- Comune di Sover
- Sover Location within Italy Sover Location within Trentino-Alto Adige/Südtirol
- Coordinates: 46°13′N 11°19′E﻿ / ﻿46.217°N 11.317°E
- Country: Italy
- Region: Trentino-Alto Adige/Südtirol
- Province: Trentino (TN)
- Frazioni: Montesover, Piscine, Facendi, Piazzoli, Sveseri, Settefontane, Molini, Slosseri, Baiti, Montalto, Fraine, Marigiàt

Government
- • Mayor: Elio Bazzanella

Area
- • Total: 14.7 km^{2} (5.7 sq mi)
- Elevation: 854 m (2,802 ft)

Population (Dec. 2004)
- • Total: 921
- • Density: 62.7/km^{2} (162/sq mi)
- Demonym: Soeri
- Time zone: UTC+1 (CET)
- • Summer (DST): UTC+2 (CEST)
- Postal code: 38048
- Dialing code: 0461
- Patron saint: S.Lorenzo martire
- Website: Official website

= Sover =

Sover (Soér in local dialect) is a comune (municipality) in Trentino in the northern Italian region Trentino-Alto Adige/Südtirol, located about 35 km northeast of Trento.

==Geography==
As of 31 December 2004, it had a population of 921 and an area of 14.7 km2.
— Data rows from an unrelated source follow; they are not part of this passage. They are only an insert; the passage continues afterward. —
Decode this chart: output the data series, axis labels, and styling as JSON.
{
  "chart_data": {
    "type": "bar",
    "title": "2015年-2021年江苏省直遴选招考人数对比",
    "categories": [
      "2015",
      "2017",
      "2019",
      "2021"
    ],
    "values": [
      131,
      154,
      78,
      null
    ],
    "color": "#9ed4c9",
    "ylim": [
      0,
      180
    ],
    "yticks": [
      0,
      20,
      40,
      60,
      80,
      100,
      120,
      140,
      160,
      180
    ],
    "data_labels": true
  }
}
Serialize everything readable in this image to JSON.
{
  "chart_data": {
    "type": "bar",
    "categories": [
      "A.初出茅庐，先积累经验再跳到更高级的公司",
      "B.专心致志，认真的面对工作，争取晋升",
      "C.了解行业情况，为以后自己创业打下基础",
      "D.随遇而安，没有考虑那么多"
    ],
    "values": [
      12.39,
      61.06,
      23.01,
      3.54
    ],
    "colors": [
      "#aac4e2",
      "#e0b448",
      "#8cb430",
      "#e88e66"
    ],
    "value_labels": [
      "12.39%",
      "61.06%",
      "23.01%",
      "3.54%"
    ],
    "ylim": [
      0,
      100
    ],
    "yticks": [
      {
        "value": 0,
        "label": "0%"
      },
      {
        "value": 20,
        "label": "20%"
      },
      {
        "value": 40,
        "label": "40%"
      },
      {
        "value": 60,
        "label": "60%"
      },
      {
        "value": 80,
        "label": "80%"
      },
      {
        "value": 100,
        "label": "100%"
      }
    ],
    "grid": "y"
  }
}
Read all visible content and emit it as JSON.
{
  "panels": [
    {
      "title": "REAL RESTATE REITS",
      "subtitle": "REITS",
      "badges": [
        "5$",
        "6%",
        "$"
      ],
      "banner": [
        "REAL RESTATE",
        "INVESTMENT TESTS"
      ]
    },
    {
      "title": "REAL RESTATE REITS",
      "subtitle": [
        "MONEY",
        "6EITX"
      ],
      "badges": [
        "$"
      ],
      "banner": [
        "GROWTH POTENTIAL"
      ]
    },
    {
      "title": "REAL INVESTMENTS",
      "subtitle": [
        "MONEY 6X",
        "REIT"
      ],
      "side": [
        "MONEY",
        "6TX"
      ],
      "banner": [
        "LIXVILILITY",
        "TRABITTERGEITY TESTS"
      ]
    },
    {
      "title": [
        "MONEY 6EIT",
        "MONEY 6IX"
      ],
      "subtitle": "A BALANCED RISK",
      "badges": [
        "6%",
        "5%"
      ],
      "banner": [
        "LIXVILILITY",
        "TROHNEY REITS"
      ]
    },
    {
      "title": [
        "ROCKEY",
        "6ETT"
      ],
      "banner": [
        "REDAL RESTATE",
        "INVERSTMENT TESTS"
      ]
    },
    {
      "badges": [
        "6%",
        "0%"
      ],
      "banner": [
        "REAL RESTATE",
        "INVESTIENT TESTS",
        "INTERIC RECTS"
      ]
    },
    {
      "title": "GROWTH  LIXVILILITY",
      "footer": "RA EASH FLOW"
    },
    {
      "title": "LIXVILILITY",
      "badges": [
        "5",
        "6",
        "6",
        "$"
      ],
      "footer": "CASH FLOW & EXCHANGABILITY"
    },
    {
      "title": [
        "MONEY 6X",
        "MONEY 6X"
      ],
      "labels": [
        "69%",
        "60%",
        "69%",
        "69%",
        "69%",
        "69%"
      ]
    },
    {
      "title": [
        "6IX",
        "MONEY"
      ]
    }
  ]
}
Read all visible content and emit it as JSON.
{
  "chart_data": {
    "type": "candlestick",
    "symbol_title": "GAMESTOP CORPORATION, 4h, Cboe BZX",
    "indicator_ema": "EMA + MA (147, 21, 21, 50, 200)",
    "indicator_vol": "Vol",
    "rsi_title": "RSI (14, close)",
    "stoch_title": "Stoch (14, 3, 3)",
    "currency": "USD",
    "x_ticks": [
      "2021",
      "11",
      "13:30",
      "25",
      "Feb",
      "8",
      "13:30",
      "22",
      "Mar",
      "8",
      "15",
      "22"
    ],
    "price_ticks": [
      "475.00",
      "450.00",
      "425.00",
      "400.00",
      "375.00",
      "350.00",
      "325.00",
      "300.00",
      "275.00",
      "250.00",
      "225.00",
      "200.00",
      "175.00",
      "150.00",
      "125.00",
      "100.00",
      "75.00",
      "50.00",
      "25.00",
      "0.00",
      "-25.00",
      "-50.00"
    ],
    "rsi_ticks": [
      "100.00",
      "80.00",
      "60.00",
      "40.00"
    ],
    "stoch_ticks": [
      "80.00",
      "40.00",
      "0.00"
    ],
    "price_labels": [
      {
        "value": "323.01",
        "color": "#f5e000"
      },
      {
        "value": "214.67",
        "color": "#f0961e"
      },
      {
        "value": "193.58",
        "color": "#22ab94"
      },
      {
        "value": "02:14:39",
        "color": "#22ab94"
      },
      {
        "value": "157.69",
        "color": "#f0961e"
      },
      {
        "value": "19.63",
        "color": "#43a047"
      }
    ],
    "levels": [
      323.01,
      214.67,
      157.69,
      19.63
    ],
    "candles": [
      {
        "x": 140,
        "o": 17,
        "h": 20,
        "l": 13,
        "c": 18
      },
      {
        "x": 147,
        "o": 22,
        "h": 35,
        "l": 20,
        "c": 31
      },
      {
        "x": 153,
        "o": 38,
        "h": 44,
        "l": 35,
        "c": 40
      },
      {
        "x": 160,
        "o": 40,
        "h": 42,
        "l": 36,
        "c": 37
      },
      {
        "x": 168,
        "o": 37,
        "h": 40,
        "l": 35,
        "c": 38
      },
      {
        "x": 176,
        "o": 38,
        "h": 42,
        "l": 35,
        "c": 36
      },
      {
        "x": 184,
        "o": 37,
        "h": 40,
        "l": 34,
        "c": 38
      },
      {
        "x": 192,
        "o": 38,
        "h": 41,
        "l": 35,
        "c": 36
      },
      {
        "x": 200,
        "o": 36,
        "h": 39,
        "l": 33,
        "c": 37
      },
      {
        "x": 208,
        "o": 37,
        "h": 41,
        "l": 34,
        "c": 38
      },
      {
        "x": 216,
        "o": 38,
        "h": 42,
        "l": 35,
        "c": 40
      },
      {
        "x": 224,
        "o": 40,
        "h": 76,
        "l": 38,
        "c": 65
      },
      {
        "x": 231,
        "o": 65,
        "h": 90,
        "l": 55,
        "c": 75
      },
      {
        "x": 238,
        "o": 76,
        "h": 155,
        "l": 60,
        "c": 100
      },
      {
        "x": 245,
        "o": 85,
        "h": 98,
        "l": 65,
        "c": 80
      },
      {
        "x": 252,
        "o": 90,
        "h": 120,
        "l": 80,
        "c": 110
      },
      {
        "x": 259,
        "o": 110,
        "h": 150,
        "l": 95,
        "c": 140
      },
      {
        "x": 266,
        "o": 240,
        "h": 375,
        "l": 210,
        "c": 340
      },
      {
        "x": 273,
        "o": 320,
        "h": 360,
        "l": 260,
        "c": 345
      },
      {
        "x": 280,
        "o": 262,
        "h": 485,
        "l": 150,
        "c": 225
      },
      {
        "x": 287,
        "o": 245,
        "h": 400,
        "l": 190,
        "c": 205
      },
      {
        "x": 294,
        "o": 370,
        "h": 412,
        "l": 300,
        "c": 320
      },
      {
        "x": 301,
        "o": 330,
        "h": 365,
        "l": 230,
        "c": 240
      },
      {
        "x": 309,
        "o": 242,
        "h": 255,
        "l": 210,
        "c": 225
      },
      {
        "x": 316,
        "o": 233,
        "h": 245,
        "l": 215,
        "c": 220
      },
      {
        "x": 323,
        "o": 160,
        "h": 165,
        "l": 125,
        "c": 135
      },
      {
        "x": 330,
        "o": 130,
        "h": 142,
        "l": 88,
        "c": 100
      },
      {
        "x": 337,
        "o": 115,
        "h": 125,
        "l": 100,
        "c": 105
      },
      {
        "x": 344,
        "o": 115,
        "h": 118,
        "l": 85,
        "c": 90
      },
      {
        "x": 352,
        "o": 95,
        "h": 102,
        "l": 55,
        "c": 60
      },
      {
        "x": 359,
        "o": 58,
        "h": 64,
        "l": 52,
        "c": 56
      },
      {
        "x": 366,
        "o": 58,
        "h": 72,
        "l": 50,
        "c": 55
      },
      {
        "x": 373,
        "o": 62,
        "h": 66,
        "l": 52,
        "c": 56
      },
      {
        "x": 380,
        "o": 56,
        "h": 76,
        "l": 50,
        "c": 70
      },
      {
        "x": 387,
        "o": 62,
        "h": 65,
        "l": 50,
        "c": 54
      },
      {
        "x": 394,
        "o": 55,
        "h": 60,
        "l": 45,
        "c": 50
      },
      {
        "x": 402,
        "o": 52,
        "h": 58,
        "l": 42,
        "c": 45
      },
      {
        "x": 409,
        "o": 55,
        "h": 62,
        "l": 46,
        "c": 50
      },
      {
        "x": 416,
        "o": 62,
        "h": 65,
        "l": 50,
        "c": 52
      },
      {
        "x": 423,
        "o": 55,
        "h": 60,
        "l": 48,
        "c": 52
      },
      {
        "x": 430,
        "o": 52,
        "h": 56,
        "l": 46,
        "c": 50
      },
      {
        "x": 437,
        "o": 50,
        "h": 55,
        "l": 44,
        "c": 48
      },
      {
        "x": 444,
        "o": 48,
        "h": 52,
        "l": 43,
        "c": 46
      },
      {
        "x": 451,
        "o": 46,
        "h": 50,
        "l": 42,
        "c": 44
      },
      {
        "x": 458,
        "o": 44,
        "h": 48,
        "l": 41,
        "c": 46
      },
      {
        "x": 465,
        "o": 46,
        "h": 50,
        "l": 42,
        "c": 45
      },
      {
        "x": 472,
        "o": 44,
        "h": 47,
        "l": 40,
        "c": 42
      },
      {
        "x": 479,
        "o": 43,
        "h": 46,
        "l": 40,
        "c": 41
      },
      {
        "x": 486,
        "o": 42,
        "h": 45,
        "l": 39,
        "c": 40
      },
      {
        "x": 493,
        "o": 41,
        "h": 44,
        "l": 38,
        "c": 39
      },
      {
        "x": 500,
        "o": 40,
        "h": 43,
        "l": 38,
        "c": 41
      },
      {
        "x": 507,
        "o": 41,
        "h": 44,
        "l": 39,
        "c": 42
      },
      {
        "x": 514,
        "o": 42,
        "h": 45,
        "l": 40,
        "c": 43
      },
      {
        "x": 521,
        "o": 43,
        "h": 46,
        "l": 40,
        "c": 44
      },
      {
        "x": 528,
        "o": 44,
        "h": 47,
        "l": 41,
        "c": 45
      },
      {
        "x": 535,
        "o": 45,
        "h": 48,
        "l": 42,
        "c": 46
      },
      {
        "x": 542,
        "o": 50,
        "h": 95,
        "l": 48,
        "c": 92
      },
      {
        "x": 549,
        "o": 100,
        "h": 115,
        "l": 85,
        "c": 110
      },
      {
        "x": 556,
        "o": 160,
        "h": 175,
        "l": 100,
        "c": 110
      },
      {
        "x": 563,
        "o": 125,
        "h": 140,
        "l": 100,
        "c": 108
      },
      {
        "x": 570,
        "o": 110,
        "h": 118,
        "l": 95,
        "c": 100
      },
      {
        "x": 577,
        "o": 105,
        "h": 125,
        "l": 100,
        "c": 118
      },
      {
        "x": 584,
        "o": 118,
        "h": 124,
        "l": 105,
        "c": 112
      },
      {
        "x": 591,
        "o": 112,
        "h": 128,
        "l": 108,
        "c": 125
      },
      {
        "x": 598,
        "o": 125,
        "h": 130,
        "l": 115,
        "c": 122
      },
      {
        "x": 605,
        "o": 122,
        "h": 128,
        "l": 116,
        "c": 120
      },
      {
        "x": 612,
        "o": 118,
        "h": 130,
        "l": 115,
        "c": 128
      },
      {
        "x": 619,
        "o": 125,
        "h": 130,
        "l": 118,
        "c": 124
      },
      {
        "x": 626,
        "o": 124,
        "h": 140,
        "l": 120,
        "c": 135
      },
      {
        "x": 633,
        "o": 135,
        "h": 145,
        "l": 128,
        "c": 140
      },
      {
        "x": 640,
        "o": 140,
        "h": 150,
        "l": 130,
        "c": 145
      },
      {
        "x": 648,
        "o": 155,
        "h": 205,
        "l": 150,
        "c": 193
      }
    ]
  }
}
The municipality of Sover contains the frazioni (subdivisions, mainly villages and hamlets) Montesover, Piscine, Facendi, Piazzoli, Sveseri and Settefontane.

Sover borders the following municipalities: Capriana, Valfloriana, Grauno, Grumes, Segonzano, Lona-Lases and Bedollo.